I'm working on a Prolog DCG parser to tokenize a string into specific patterns. My goal is to parse tokens like mul(Number,Number)
, do()
, and don't()
, while ignoring every other patterns.
Here's my current implementation:
parser([Token|Rest]) --> not_token, token(Token), not_token, parser(Rest).
parser([]) --> [].
token(mul(N1, N2)) -->
"mul(", number(N1), ",", number(N2), ")".
token(do) --> "do()".
token(dont) --> "don't()".
not_token -->
string(Codes),
{ \+ phrase(token(_), Codes) }.
When I run the following query:
?- phrase(parser(Tokens), `mul(mul(123,456)dommmmulmul(1,2))`).
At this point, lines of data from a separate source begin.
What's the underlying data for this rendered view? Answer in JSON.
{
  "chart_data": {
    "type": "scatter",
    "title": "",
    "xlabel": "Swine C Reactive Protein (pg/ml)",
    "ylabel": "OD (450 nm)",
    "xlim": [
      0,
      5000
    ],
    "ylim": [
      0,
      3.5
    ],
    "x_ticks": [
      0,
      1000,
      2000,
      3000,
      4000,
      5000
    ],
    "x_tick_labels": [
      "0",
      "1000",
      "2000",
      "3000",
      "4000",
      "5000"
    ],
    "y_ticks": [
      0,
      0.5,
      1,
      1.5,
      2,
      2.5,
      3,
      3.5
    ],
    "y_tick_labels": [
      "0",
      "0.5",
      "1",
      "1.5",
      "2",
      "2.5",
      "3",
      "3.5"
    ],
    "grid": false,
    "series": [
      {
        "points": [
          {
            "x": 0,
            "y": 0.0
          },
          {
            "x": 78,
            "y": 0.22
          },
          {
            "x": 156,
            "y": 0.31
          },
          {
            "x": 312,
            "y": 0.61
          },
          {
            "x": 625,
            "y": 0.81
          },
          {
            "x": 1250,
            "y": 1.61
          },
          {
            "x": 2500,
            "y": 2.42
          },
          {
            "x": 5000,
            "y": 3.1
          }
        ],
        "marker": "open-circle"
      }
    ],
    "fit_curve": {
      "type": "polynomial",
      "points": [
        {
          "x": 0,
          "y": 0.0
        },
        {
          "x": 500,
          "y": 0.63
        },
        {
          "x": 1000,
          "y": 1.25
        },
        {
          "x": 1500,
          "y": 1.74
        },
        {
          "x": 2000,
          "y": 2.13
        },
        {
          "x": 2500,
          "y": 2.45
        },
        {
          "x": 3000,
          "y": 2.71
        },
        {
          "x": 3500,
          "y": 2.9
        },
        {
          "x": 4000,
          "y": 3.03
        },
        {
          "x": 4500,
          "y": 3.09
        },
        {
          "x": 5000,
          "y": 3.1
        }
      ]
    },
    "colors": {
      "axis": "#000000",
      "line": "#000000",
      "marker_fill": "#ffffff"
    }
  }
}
it does find a correct solution but also a wrong solutions because of how not_token
is defined.
Tokens = [mul(123, 456), mul(1, 2)] ;
Tokens = [mul(123, 456), mul(1, 2)] ;
Tokens = [mul(123, 456), mul(1, 2)] ;
Tokens = [mul(123, 456), mul(1, 2)] ;
Tokens = [mul(123, 456), mul(1, 2)] ;
Tokens = [mul(123, 456), mul(1, 2)] ;
Tokens = [mul(123, 456), mul(1, 2)] ;
Tokens = [mul(123, 456), mul(1, 2)] ;
Tokens = [mul(123, 456), mul(1, 2)] ;
Tokens = [mul(123, 456)] ; -- Incorrect
Tokens = [mul(1, 2)] ; -- Incorrect
false.
I can use the cut to stop at the first solution, but is there a way to express not_token
in DCG so that it only returns a correct result.
For more complicated test case, it's actually from https://adventofcode.com/2024/day/3. The current solution can solve the exact problem with a cut, but I want to be able to have my DCG written more strict so that it only finds a correct solution.
You could instead find every token on backtracking and use findall/3 to collect the tokens. This would be all the code:
:- use_module(library(dcg/basics)).
find_token(T) --> string(_), token(T), string(_).
token(mul(N1, N2)) -->
"mul(", number(N1), ",", number(N2), ")".
token(do) --> "do()".
token(dont) --> "don't()".
and this is how you query it with findall:
?- findall(T, phrase(find_token(T), `mul(mul(123,456)dommmmulmul(1,2))`), Tokens).
Tokens = [mul(123, 456), mul(1, 2)].